И самый известный, как ни парадоксально, имел место в демократических Афинах последней трети V в. до н. э. Это было время Пелопоннесской войны, и в связи с неудачами на полях сражений демагогами была раздута настоящая «религиозная истерия» вкупе с поисками «внутренних врагов». Жертвами судебных процессов по обвинению в «нечестии» стали тогда несколько философов, высказывавших неординарные религиозные идеи, и в том числе великий Сократ. Сократа ведь осудили на смерть именно за инакомыслие в сфере религии. Выше мы уже частично цитировали предъявленное ему обвинение, как оно значится в труде Диогена Лаэртского, а теперь приведем его полностью. Обвинительный акт формулировался так: «Сократ повинен в том, что не чтит богов, которых чтит город, а вводит новые божества, и повинен в том, что развращает юношество»[151]. Имеется в виду духовное «развращение», то есть проповедь тех же «вредных» идей.
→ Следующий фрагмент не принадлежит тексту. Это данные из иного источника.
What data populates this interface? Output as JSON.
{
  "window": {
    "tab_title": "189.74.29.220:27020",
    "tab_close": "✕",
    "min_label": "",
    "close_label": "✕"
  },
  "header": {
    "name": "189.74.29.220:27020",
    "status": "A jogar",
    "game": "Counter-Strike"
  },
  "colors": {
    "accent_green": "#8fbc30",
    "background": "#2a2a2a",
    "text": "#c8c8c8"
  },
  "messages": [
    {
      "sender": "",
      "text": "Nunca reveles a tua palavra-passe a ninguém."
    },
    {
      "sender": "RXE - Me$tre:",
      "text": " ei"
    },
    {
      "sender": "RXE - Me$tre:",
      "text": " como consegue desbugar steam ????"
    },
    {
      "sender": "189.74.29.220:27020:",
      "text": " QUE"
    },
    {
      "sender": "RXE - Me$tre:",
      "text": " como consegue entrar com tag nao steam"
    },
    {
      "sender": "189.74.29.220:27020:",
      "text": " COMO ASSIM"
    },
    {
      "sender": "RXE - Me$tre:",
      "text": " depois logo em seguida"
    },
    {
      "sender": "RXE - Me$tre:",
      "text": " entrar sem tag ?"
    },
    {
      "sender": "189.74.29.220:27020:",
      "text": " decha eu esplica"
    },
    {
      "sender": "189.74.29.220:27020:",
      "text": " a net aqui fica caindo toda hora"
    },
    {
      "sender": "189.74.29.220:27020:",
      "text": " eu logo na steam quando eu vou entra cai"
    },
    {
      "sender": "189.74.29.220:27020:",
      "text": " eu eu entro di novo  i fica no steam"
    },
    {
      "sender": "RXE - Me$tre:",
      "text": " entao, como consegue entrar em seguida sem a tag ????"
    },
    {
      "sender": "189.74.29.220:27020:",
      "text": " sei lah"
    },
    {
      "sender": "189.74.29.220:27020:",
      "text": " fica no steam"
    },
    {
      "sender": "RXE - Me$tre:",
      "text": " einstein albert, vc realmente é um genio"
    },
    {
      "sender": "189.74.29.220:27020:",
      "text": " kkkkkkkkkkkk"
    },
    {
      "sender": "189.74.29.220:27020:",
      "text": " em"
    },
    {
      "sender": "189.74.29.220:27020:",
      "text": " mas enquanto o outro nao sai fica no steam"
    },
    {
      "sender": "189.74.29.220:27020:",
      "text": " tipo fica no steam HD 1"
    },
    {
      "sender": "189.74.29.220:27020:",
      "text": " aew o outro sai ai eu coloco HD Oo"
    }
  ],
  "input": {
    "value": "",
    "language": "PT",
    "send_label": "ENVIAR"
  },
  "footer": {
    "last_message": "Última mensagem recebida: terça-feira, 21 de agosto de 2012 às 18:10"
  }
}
Но это, повторим, досадные исключения. А в целом для греческого менталитета была характерна большая веротерпимость. Причиной тому – еще одна важная особенность античной религии: она не была догматичной. У греков не существовало «Священного писания» (такого, как Библия у христиан или Коран у мусульман), то есть некоего абсолютно авторитетного текста, в котором каждое слово признается высшей, неоспоримой истиной и принимается безоговорочно. Эллинские мифы таким «Священным писанием» не были и в принципе не могли быть. Помимо прочего, еще и потому, что, ввиду полисной раздробленности, они сильно варьировались от города к городу, и в разных местах даже об одном и том же боге или герое могли рассказывать сильно различающиеся предания.

В древнегреческой религии преобладал не текст, а ритуал. Совершай положенные обряды по отношению к богам, а что ты о них думаешь – неважно: такова была преобладающая установка. Подобная свобода верований, отсутствие догмы приучали ум эллинов к пытливому поиску собственных ответов на главные вопросы бытия – ведь эти ответы не были им даны заранее. Только в условиях такого свободомыслия могли возникнуть и получить значительное развитие такие формы познания и освоения мира, как философия и теоретическая наука.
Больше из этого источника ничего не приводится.